I also checked filespace trying to close it in a loop and after the loop what gave me error that filespace was already closed. So seems communicators are not freed somewhere in inner routines.

So it seems the problem with parallel compressed writing…

@inchinp
I apologize if you did not receive my edited reply in time, but I had to edit my previous response to point you toward the develop branch instead, as I determined the bug is in the 1.10.4 release as well. However, it should not be present in the current development branch.

This problem only exists within the logic for parallel compressed writing, which is why you see the problem disappear when the call to h5pset_deflate_f is removed. Indeed, the communicators are not being freed inside one of our internal routines.

We have discussed this problem and I believe the resolution is that either a patch will be issued for 1.10.4 or the fix will make it into the next release. Having said that, I’d like to design a test that can reliably reproduce this when run with any number of MPI ranks so that we can verify that our fix works.

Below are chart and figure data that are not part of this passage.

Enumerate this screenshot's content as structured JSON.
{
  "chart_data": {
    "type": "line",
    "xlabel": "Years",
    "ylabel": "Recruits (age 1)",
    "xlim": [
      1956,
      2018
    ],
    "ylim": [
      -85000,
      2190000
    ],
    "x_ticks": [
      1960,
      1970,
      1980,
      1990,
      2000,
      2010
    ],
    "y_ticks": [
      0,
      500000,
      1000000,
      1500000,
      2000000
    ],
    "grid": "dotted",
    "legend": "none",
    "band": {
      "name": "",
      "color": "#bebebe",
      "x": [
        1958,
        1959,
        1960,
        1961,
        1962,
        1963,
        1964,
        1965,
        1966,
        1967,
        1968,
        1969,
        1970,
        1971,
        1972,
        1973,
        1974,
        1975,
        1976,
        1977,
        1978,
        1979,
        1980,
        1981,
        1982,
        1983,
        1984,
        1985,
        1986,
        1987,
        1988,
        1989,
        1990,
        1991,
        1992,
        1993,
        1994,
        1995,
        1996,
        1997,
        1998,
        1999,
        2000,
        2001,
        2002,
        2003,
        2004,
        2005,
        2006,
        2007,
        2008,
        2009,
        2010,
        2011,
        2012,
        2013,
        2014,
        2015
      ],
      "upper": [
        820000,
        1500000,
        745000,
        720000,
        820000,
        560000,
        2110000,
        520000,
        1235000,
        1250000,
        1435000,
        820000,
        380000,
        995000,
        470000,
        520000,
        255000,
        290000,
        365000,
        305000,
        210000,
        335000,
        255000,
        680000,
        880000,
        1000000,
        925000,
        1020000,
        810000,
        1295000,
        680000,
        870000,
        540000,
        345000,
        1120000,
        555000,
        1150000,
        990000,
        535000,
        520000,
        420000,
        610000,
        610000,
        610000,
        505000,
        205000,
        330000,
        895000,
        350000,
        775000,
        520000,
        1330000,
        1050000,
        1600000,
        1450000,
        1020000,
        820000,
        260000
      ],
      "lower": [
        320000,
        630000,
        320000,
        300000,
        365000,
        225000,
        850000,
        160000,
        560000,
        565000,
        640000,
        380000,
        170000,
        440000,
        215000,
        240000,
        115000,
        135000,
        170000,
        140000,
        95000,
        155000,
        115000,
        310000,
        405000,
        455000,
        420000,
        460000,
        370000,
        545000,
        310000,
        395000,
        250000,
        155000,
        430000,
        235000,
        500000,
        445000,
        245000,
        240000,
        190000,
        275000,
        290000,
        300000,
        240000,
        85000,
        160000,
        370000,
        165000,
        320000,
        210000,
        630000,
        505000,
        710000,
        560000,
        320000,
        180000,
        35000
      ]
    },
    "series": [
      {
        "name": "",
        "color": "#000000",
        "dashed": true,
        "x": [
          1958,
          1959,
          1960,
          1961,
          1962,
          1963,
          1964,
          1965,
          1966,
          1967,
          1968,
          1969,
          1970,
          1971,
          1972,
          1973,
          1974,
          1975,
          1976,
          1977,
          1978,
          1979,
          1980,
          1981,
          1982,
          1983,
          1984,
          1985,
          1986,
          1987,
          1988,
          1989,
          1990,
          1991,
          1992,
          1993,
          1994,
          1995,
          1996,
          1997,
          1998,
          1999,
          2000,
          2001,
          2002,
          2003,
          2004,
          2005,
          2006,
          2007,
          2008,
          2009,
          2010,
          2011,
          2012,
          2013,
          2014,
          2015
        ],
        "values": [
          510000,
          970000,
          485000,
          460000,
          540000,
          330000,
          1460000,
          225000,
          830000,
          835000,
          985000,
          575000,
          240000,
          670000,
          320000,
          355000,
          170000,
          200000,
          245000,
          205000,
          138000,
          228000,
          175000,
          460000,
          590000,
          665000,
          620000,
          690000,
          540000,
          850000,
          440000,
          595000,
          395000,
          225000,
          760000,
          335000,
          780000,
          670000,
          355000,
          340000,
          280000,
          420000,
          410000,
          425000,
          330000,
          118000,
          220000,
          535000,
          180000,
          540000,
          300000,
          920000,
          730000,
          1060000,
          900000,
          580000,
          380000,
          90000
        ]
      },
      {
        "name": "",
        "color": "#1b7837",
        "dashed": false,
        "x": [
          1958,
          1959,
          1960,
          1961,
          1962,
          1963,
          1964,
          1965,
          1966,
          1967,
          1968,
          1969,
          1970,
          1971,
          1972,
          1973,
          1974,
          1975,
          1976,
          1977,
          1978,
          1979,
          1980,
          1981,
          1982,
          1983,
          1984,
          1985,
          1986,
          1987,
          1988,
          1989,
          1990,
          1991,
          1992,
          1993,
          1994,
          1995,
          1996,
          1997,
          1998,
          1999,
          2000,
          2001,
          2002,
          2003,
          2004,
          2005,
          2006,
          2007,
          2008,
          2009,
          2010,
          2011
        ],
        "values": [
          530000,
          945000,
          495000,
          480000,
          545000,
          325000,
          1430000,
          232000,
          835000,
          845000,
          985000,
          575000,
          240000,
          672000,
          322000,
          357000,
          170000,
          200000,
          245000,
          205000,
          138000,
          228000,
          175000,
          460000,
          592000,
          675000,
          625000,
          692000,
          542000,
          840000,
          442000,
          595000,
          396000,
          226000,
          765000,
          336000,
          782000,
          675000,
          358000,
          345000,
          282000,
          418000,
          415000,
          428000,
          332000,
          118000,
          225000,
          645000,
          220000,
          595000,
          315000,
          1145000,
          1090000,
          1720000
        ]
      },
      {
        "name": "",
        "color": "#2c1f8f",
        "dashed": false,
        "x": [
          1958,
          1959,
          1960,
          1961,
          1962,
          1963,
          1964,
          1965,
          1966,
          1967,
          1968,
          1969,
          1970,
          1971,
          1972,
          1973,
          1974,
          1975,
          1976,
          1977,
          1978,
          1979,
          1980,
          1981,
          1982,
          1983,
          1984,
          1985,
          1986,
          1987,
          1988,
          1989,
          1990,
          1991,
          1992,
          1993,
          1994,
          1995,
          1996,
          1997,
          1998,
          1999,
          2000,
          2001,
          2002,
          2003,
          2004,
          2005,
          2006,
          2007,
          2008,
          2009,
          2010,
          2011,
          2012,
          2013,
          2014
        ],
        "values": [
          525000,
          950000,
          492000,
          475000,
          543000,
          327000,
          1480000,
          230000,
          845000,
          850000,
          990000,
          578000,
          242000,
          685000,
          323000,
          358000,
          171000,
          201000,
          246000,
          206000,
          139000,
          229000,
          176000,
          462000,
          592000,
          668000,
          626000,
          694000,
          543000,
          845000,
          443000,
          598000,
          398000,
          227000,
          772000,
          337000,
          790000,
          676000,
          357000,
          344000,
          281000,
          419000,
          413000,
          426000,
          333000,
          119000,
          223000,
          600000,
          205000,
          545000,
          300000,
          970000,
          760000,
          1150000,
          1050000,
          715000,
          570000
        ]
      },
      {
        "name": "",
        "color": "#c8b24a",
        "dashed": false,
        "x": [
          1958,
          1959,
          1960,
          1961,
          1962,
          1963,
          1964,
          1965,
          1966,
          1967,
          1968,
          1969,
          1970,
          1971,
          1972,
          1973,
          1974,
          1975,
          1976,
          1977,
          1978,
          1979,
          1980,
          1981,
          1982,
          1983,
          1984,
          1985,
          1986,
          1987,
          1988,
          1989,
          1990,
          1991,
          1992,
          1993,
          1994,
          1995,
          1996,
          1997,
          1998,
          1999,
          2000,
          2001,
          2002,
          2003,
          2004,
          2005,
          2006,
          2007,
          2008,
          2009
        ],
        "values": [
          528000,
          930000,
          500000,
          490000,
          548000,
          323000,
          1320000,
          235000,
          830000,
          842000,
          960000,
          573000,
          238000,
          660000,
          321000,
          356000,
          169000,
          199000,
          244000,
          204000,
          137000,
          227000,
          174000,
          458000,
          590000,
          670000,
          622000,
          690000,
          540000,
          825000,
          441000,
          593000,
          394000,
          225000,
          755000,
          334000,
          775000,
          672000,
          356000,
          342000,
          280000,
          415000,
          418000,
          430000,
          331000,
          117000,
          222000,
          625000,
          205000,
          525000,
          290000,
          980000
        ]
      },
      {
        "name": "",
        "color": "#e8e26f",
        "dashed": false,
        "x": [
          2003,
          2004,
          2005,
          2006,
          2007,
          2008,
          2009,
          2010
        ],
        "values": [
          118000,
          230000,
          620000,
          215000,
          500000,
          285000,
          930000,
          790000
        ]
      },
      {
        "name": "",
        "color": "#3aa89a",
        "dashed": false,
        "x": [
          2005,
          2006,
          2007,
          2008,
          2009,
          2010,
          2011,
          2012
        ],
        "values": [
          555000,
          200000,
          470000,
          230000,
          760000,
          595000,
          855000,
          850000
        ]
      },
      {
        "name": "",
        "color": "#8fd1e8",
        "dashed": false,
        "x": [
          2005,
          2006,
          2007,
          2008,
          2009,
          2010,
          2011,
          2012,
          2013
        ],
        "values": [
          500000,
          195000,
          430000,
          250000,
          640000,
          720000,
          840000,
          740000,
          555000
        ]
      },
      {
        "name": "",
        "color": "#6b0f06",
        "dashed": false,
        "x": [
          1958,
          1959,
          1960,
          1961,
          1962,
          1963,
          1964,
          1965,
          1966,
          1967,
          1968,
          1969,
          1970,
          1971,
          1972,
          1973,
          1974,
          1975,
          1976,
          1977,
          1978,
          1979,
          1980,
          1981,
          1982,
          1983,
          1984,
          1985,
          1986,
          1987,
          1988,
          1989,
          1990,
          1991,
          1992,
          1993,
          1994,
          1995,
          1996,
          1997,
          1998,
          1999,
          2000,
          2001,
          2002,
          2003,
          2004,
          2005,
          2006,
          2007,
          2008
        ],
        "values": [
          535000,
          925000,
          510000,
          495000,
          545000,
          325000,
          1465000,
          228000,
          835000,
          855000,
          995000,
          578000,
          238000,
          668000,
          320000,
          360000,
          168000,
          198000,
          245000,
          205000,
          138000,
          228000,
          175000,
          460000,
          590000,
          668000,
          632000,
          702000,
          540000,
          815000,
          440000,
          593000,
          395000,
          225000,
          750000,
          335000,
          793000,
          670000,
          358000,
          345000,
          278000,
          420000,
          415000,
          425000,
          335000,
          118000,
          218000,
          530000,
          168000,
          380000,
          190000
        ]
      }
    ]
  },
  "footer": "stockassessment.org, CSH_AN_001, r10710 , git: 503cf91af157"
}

Stay posted and thanks for helping to discover this bug.

Hi Jordan,

We at FNAL have been waiting for 1.10.4 precisely because of fixes to compressed parallel writing. If you were able to identify the commits in develop that must be applied to 1.10.4 we would be able to formulate a patch for our build and packaging procedure and move forward.

Thanks for your help,

Chris.

As my colleague just pointed out to me, we would be in a position to test at scale, both at NERSC and ALCF.

Best,

Chris.

Good day,

Thank you for clarification. I can confirm that for run with 240 threads (Intel MPI compiler shown earlier) the bug is fixed with current development branch.

Thank you for help!
Paul

Is the collective read/write restriction ever mentioned in any official document? The link does not talk about H5Dwrite and H5Dread.
I can guess that there is such restriction due to the reason you mentioned but can not find any official document to make sure.
Thanks.

Hi @khl7265,

for a while now the feature has been essentially experimental and the collective requirement for H5Dwrite didn’t really make it into any official documentation; it was only mentioned in the HDF5 1.10.2 release blog post that @inchinp linked at the start of this topic. That being said, we are hoping to make some improvements to the feature in the near future and part of that would entail better documentation and examples for users.